DataDog / dd-trace-java

Datadog APM client for Java
https://docs.datadoghq.com/tracing/languages/java
Apache License 2.0
577 stars 286 forks source link

No APM traces logged on canceled requests in Reactor #1100

Closed catchin closed 4 years ago

catchin commented 4 years ago

I have a Spring Webflux application with DataDog APM enabled and traces are usually logged fine. However, some requests are canceled by the http client (e.g., because of a timeout configured at the client or a timeout of the load balancer) and then the trace does not appear in APM. This is a bit unfortunate as exactly such requests would need investigation, in my case why they took so long. In my code I found out that for these requests, the subscription gets canceled (I found out by logging onCancel events on the Mono). Looking through the implementation I saw that ReactorCoreAdviceUtils only finishes the span for the onComplete and onError cases. Sadly there is no onCancel in CoreSubscriber to handle the span in the canceled case. Do you see any other chance to get such spans visible in APM?
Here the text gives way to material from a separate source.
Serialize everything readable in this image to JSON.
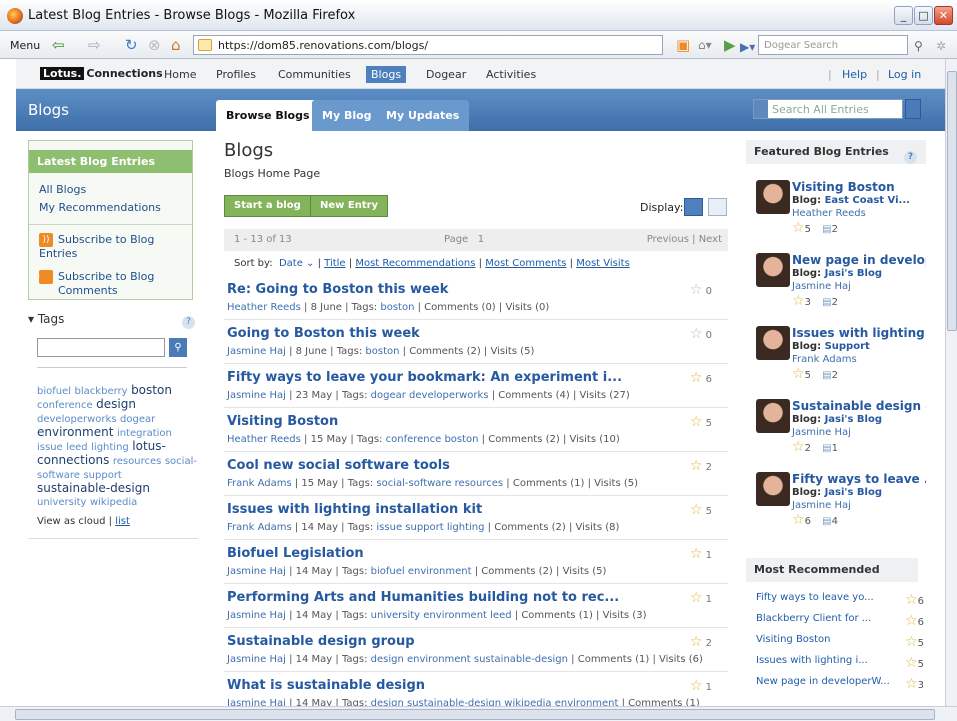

randomanderson commented 4 years ago

Strange that onCompleted isn't called when a subscription gets canceled. The solution might be simply adding a doOnCancel to the Mono/Flux that is returned in ReactorCoreAdviceUtils.setPublisherSpan. We'll look into it.

devinsba commented 4 years ago

@catchin I'm working on something related right now, if it's not too much trouble could you create a simple example app or reactor flow that shows this behavior? If so I can add it to my test cases or adjust our existing cases

catchin commented 4 years ago

Hi @devinsba I created a small spring boot app showing this behavior - see readme for an explanation https://github.com/catchin/reactor-canceled-mon

devinsba commented 4 years ago

Thanks. I'll drop this test into #1203 as soon as I get a chance

github-actions[bot] commented 4 years ago

:robot: This issue has been addressed in the latest release. See full details in the Release Notes.

howardem commented 1 year ago

Hi @devinsba, it has been almost 4 years since @catchin reported this issue and it's still open. Does Datadog Engineering Team have any plan / will to solve this problem any time soon? A lot of development teams use Webflux for their reactive Spring Boot microservices. And when it comes to Datadog, as exhibitor for the latest VMware Explore 2023 but also present in previous editions of Spring One Platform, in my honest opinion, Datadog, should've come up with solution long time ago.

I added a comment here Traces not captured for webflux netty.request when request is canceled to let you know that as September 2023, this is still a pressing issue for Engineering Teams using DD.

cc: @mcculls, @richardstartin, @bantonsson